The looks are oddly trad -there is no way to get headroom in the
galley of a 20ft cat using the usual sweet organic curves. Besides,
you finish up with a plastic box in which you can’t stand
up –no way for a week on the water if it rains. And many
of us take our holidays when we can, and must set them in advance,
so you could get stuck in just such a situation. So the interior
needs to be woodsy and cosy. Hence the looks are more in the way
of an old workboat - a long hull with a wheelhouse box. But in
fact the “box” from the outside is only 3 feet high.
Alleycat for sure doesn’t look like your regular sporty
cat. Nor does it look like a shanty boat. Alleycat is for the
comfort of the lucky people on board, and maybe that’s bad
for the onlooker. As a designer I hope not, but if I were on board
I wouldn’t give a hoot!
This is a project that won’t
be too daunting, and could have some attraction for people who
normally wouldn’t consider boating. I know a lot of lowly
paid single people are skilled with their hands, and could afford
a sheet of ply a week and a tarp to cover their work (for the
money they spend relieving their sense of helplessness), or borrow
a garage. I know a lot of highly paid people who are broke. They
may have just had a nasty divorce and lost the lot, gaining an
ugly rented flat and a lifetime bill. They will have minimal possessions
such as their fishing rod. Such a person is in despair of escaping
the renting cycle, or even owning anything. They may have a car.
Alley cat could be a good thing for them. They could build a real
viable exciting alternative to a caravan. Two pals on the dole
could do it. A couple just out of school could do it to see if
marriage would really work!!!. I know you get to wash up in a
bucket, chop-up food on a stowable plank left over from the build,
you have to assemble your bed (unless you decide on single beds
forrd in the hulls) etc etc.
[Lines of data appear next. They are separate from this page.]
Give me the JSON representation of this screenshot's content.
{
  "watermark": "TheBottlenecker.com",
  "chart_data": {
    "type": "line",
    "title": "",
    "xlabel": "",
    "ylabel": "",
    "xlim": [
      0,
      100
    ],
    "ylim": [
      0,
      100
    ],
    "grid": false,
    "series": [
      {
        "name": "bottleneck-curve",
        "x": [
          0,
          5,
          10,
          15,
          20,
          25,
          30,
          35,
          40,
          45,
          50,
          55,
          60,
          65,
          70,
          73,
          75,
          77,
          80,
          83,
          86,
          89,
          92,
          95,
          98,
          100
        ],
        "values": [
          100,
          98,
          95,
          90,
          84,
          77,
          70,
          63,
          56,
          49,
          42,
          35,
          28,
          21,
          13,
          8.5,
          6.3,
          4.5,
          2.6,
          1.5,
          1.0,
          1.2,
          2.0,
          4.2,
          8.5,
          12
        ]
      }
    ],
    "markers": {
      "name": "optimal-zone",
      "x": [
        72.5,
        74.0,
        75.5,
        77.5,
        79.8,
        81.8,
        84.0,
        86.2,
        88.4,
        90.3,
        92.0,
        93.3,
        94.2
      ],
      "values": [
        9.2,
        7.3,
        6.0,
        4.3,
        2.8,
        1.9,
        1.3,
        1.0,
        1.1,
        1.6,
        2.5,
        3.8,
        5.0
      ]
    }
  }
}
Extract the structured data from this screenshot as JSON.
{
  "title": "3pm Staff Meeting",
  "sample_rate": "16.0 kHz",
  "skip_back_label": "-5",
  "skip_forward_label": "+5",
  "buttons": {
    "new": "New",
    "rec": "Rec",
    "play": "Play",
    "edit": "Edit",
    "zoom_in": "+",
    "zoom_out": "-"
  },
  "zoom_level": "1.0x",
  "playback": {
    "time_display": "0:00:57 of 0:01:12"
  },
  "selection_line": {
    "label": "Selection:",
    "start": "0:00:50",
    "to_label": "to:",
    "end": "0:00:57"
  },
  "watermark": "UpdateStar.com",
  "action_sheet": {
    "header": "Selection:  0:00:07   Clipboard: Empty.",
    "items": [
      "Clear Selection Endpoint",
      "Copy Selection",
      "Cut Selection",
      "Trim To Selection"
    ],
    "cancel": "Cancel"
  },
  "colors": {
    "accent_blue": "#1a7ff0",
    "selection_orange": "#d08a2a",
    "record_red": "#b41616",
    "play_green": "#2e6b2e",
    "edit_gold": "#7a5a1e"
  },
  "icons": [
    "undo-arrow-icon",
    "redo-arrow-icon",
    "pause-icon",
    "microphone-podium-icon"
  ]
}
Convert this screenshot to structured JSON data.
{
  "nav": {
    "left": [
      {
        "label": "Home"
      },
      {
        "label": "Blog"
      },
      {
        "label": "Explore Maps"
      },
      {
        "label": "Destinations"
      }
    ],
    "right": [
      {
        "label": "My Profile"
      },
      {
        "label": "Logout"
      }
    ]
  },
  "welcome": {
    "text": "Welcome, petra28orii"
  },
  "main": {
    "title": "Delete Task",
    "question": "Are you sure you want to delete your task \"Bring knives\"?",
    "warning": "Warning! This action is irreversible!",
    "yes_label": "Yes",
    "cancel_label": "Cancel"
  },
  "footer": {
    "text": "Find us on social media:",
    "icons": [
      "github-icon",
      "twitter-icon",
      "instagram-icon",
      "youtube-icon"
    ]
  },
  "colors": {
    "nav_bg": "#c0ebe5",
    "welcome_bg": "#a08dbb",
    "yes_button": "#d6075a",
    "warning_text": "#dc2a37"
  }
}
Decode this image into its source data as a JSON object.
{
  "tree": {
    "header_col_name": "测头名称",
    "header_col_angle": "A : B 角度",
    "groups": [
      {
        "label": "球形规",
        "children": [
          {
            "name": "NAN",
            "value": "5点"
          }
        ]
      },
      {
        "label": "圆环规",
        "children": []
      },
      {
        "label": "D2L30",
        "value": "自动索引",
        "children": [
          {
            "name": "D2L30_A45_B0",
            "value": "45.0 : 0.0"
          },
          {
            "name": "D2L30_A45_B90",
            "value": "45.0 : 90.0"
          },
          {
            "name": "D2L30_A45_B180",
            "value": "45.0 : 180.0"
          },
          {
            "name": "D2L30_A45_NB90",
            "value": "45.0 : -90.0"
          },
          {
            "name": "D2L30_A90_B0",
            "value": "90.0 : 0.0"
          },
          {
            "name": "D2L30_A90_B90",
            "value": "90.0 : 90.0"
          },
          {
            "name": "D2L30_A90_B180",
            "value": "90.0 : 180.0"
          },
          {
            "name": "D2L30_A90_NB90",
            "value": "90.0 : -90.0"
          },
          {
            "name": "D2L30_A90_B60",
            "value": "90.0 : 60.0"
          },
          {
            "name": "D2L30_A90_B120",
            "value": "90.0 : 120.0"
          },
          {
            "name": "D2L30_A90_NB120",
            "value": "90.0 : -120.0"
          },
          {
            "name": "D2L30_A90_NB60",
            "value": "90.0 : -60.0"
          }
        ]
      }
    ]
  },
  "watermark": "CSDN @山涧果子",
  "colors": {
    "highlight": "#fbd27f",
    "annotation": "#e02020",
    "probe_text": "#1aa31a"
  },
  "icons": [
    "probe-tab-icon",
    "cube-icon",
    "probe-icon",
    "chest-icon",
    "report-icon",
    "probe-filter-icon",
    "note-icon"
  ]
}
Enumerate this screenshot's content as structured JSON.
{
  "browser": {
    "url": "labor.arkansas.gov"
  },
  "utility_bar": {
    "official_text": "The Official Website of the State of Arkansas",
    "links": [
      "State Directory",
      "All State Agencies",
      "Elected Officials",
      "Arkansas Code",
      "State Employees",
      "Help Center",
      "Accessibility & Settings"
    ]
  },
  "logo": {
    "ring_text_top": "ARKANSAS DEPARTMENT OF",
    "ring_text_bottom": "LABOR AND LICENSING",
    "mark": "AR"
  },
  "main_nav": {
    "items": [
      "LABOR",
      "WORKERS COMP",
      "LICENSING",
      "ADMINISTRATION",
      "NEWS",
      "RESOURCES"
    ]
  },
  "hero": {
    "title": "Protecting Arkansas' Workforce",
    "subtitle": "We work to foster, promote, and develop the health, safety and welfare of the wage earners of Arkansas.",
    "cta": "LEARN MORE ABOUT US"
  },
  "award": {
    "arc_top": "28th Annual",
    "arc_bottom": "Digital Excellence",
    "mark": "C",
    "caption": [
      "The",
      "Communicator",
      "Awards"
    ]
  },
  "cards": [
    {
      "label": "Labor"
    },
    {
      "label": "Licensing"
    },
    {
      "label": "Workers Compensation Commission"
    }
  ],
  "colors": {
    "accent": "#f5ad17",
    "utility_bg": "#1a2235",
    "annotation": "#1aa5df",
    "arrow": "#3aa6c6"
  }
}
Hull stowage is awkward, everything
you want is on the bottom etc etc). But you can go where you want.
There is a great view, once you have selected it (this may take
some travelling). You can sleep on a tramp under the stars, too.
And you don’t need a furniture bill to move on board. Also
notable is that in Australia, if on a pension, you can reclaim
a good chunk Marina Fees as on-the-spot rental rebate.